Дочь звезды "Динамо": "Принять российское гражданство – это предательство"
Дочка Олега Кузнецова Екатерина – о том, как стояла на воротах и как за ней гонялась жена Михайличенко.
Сейчас Екатерине – 27. Ее можно увидеть в 18 фильмах и сериалах. Живет в Москве, на днях стала законной женой российского актера Евгения Пронина.
- Просто расписались. Без торжеств – политическая ситуация не располагает, – рассказала нам Катя. – Думаю, устроим гулянье уже повесне.
- Вы остаетесь Кузнецовой?
- Да, потому что меня уже знают как актрису Екатерину Кузнецову. Гражданство тоже не меняю – принципиально. В силу всего происходящего я еще раз для себя поняла, что я украинка. И абсолютно не похожа на москвичку. Будет предательством поступить подобным образом.

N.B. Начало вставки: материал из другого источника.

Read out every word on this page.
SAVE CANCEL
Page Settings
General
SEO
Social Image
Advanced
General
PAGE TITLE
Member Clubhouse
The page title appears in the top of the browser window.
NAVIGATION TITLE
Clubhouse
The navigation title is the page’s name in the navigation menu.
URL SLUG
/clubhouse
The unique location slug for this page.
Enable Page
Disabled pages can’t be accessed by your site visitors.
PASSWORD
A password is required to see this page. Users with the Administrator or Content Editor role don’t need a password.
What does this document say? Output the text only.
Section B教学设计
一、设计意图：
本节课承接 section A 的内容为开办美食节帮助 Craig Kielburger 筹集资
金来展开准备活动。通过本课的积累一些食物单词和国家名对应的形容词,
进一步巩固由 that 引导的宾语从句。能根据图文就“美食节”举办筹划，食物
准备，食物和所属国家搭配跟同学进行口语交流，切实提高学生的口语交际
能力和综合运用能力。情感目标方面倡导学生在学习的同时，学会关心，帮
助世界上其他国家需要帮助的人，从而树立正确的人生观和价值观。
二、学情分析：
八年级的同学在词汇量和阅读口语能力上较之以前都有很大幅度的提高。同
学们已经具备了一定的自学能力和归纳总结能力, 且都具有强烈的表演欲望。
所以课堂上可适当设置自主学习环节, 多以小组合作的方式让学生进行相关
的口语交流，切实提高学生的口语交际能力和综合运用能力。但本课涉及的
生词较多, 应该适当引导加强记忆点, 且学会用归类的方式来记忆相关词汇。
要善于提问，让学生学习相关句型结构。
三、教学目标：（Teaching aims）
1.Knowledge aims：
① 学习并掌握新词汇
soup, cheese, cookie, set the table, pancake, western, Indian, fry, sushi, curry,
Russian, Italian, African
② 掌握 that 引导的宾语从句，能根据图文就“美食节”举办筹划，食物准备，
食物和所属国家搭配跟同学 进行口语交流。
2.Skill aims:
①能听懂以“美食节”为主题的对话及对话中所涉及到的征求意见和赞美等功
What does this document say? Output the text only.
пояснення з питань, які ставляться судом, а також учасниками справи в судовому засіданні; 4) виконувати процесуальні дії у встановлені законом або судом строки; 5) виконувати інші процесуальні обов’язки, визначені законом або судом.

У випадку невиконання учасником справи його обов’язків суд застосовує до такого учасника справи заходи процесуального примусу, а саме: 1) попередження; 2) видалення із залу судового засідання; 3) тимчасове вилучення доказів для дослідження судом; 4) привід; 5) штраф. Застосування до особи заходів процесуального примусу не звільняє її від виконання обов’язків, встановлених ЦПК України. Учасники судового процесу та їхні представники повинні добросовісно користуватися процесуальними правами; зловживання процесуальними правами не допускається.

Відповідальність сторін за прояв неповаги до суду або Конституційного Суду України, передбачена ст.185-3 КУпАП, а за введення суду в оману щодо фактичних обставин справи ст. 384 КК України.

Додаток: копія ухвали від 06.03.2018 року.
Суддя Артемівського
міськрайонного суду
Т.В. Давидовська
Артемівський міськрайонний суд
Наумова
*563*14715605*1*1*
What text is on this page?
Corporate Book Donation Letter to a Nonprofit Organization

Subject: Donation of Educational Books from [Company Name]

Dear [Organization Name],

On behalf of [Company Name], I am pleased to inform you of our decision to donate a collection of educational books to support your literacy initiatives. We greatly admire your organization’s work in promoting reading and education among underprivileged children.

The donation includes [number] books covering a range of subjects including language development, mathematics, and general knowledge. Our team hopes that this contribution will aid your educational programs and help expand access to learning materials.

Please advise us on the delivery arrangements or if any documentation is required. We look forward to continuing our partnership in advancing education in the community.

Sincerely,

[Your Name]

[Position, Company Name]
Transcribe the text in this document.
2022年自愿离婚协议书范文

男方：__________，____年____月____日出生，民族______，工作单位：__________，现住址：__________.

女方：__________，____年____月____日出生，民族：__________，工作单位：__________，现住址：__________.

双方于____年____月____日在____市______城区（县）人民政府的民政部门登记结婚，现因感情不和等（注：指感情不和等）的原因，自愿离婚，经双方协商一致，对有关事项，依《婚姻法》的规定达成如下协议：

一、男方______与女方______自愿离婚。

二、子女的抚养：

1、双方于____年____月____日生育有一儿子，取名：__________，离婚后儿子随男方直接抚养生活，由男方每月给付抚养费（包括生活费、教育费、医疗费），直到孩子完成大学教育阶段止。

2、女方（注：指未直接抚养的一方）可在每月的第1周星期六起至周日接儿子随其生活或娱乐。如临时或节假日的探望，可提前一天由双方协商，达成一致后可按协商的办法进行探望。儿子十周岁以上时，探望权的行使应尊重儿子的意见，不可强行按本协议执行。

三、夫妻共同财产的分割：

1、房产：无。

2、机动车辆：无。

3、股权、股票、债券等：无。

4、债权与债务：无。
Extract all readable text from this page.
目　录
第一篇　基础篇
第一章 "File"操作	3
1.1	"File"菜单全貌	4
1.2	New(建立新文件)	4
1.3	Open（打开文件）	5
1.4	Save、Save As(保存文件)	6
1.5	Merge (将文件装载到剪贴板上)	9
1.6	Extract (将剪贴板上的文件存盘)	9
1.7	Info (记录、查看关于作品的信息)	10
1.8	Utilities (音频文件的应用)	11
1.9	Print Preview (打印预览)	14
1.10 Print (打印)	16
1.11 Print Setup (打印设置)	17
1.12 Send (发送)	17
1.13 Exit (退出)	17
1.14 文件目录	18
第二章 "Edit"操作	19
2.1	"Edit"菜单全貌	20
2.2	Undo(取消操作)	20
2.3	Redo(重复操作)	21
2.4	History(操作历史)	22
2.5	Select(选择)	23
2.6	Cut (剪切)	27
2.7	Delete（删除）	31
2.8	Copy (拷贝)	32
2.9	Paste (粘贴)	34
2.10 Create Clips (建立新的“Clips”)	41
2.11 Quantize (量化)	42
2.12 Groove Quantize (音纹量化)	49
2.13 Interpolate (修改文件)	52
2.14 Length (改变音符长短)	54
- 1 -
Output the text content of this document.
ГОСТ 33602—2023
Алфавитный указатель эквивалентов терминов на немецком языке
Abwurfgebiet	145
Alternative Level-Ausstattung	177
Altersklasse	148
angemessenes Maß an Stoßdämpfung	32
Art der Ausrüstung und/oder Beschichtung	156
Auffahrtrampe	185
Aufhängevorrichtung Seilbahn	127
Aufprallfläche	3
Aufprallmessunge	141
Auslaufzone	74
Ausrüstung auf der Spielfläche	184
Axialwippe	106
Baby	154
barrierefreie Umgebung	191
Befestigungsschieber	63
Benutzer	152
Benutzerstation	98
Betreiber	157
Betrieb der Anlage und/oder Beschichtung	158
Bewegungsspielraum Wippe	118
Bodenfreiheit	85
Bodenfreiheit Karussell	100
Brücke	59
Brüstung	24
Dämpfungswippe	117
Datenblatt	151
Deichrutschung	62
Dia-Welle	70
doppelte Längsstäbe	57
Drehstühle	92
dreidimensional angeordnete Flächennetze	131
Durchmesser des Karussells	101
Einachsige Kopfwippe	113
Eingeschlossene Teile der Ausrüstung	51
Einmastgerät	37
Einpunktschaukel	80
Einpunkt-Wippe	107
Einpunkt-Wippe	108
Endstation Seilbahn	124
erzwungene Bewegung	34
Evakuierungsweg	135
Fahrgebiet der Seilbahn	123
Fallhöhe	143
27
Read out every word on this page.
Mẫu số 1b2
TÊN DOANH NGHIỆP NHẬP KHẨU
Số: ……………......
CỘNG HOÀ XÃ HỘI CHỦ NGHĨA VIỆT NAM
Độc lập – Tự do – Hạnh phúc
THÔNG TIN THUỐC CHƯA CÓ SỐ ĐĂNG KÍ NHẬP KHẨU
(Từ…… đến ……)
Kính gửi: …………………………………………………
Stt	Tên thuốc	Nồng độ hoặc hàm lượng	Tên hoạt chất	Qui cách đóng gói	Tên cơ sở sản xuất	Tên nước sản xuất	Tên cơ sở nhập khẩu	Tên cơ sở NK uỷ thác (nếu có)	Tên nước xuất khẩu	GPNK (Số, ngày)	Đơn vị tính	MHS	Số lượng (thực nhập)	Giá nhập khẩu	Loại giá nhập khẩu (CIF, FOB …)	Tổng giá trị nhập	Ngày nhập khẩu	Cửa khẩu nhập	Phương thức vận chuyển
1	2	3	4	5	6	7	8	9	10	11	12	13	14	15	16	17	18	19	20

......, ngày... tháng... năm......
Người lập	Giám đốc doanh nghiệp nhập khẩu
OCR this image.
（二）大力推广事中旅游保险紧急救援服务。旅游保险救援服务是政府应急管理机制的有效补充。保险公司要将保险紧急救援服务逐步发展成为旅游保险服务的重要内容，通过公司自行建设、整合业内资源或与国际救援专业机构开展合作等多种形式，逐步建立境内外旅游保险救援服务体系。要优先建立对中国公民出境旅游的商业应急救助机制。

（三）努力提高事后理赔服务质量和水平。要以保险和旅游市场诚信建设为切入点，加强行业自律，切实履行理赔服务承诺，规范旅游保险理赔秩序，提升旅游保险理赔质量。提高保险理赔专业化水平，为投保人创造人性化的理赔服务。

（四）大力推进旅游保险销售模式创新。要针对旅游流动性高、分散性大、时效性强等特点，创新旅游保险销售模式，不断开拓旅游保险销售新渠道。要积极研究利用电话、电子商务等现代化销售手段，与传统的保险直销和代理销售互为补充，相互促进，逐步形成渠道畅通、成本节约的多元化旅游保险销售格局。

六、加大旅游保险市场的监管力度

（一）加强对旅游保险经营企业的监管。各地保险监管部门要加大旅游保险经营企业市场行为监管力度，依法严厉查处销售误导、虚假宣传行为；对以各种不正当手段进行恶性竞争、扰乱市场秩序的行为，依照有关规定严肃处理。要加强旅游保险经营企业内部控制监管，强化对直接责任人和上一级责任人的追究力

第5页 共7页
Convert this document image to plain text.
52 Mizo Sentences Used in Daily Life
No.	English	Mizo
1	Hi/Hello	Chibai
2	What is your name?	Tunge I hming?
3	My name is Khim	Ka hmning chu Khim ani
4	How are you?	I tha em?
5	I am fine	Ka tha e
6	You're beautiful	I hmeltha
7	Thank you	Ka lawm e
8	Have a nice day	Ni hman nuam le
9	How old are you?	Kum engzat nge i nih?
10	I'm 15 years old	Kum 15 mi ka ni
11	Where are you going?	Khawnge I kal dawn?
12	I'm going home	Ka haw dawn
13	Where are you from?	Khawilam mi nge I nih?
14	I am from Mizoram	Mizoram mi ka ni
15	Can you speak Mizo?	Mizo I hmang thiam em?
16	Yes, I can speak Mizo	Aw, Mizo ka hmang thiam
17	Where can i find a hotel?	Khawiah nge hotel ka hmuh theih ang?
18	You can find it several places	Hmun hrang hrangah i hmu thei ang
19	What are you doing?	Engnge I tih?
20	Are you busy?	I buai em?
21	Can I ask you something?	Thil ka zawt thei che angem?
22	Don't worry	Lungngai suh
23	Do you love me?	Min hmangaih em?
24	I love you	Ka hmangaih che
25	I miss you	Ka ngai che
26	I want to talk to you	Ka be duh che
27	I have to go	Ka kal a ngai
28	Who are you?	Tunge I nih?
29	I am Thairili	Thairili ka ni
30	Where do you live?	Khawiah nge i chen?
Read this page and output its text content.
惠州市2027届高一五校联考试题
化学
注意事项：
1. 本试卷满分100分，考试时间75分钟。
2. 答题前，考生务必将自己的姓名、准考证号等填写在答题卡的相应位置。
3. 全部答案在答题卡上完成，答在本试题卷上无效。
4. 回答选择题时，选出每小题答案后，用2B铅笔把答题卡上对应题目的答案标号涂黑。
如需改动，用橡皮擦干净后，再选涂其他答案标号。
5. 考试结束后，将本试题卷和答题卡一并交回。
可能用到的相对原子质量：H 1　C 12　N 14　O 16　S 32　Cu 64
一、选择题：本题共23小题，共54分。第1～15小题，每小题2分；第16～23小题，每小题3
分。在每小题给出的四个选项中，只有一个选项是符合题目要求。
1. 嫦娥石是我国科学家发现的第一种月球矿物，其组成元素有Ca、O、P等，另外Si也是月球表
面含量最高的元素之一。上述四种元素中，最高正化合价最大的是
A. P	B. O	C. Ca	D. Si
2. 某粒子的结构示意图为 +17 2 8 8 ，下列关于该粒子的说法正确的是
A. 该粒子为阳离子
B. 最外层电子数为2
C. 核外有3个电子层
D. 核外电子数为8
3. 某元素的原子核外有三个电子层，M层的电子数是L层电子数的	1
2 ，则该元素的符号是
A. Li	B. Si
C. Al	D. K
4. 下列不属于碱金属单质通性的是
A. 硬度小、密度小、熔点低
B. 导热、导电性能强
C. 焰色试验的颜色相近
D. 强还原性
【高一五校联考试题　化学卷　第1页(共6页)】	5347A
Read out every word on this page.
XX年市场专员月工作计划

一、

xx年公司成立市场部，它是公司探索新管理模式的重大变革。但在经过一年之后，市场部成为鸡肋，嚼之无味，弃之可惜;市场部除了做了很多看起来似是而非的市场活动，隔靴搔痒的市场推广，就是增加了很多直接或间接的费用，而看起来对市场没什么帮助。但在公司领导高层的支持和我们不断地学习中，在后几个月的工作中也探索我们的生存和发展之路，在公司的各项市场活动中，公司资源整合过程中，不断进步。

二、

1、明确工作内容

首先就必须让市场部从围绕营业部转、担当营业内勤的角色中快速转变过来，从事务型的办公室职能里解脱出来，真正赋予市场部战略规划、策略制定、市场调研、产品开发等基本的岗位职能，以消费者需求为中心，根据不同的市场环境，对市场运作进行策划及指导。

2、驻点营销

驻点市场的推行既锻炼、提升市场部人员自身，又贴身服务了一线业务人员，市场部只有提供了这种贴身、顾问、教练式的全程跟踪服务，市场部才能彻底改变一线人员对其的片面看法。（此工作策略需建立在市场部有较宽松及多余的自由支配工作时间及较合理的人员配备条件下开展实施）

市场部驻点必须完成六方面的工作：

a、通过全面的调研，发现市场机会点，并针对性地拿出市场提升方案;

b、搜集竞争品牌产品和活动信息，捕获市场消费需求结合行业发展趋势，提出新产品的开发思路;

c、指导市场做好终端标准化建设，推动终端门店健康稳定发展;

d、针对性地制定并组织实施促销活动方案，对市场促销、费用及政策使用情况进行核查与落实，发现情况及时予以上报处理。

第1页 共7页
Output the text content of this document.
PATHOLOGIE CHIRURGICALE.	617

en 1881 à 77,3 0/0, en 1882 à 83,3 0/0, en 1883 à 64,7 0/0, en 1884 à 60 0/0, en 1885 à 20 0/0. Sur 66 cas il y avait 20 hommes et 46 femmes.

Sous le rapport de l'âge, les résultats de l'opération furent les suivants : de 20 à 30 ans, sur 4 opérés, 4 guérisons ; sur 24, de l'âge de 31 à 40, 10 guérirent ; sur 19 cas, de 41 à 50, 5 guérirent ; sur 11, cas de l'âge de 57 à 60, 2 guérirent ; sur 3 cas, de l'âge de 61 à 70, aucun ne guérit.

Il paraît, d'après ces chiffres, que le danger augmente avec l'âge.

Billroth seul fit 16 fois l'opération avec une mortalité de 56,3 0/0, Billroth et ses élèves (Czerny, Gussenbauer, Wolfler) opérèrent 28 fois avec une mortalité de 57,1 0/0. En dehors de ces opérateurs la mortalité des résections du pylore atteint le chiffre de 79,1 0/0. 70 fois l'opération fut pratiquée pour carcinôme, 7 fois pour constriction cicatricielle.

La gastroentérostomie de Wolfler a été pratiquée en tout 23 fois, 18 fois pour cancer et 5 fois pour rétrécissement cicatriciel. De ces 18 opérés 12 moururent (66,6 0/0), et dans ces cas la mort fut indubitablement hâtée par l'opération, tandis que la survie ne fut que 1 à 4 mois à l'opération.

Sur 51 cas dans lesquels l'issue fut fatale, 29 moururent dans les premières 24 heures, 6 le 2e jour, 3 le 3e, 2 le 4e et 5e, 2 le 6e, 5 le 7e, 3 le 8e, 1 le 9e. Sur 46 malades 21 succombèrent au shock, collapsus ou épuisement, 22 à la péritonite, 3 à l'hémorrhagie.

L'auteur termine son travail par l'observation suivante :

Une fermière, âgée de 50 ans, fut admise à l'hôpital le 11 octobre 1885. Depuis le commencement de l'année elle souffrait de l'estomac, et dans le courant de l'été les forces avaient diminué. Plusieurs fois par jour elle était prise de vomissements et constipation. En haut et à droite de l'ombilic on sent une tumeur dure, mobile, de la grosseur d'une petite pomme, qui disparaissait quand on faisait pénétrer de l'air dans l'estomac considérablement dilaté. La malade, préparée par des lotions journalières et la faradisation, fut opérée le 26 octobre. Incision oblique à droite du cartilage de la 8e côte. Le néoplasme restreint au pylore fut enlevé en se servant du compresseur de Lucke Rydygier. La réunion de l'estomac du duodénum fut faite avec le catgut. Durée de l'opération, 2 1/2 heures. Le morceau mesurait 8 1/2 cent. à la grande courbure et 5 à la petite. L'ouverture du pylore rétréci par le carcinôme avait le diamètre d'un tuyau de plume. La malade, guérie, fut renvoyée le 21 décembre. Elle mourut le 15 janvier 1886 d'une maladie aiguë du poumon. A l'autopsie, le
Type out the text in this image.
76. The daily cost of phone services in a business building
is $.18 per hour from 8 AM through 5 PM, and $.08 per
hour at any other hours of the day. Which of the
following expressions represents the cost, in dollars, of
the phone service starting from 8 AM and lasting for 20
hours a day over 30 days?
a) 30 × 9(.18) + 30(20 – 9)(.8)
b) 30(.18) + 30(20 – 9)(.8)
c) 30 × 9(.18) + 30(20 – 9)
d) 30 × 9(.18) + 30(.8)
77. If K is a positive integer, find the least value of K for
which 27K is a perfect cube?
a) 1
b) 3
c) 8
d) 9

- Политическая ситуация на карьере не отразилась? Может, в России вам стали меньше ролей предлагать?
- На карьере не особо отразилась. Но морально в последнее время мне стало сложно находиться в Москве, потому что... Как бы это объяснить... Меня поражает цинизм многих россиян. Но есть и там другие люди, которые разделяют мои убеждения. И я этому страшно рада. Что касается мужа, то Женя всем сердцем переживал, когда еще была майдановская история. В этом плане мне повезло.
- Когда вы впервые почувствовали, что вы дочка знаменитого человека?
- Довольно поздно. Лет в 16, когда папа был тренером ЦСКА, или даже позже, когда он с Леонидом Буряком работал в сборной Украины. Во мне прямо внутри что-то дернулось. Подумала: "О, я же должна прекрасно учиться". А вообще, я безмерно благодарна родителям за то, что воспитывалась в очень простой семье. Не считаю себя золотой молодежью. Жили по средствам. Отец, будучи тренером сборной, мог спокойно передвигаться на метро.
- Глазго, 1990 год. Что вспоминается из периода, когда отец перешел в "Рейнджерс"?
- Нам предоставили огромный дом, машину, кучу скидочных карточек. И вот когда мы приехали в этот загородный дом, мама первым делом спросила: "А сколько семей в нем будет жить?". Хотя он был полностью наш. Помню, у отца была страшная травма, его даже отправили на операцию в Америку. Я постоянно плакала, видя его с костылями. Кстати, в Глазго по соседству с нами жил Алексей Михайличенко с семьей. Порой я до того отвратительно себя вела, что тетя Инна, жена дяди Леши, бежала за мной по всему поселку, где мы жили, с какой-то скалкой, чтобы меня шлепнуть, а я мастерски убегала. Я была неуправляемым ребенком. И когда спрашивала, почему у меня нет брата и сестры, мама говорила: "После тебя – не хотелось".
- Отношения с Михайличенко поддерживаете?
- Он для нас как член семьи. В прошлом году отцу исполнилось 50 лет. Мы завели разговор, мол, надо позвать какого-то тамаду на праздник. Но когда до рук папы и дяди Леши дошел микрофон, мы поняли, что Саша Вишневский, который был у нас ведущим, просто не нужен. Папа подхватил дядю Лешу, дядя Леша – папу, и смех полился рекой.
- Кстати, как отца называли в компании футболистов?
- Кузя. И меня так всегда называли. А мама папу только так и зовет: "Кузенька, Кузя..."
- Насколько строгим отец был в воспитании?
- Родители, бывало, меня били. По делу. И я не выросла обиженной или закомплексованной. Один случай произошел в Глазго. Мы пришли в супермаркет, и я начала тырить там дорогущие статуэтки – не потому что они дорогущие, я в свои четыре года ничего в этом не соображала – просто хотелось сделать хорошие подарки родителям на Новый год, а не банальные рисунки. И вот я украла для папы собачку, а для мамы – балеринку из какого-то хрусталя. Когда мы пришли на паркинг, у меня из куртки выпала одна из статуэток, и тут отец меня раскусил. "Можешь рвать на себе волосы, но я должен ее наказать", – говорил он маме. И когда мы приехали домой, он взял меня за шкирки и хорошенько излупасил.
- Отцу не хотелось взять ремень, когда спустя 20 лет вы снялись в эротической фотосессии?
- Ну, слушайте, она была всего одна, и я там была прикрытая. А в кино я в эротических сценах не участвую. Для этого есть дублер.
- У вас были попытки влиться в профессиональный спорт?
- Меня отдавали в теннис, фехтование. На футбольные ворота ставили, но мяч летел в один угол, а я – в другой.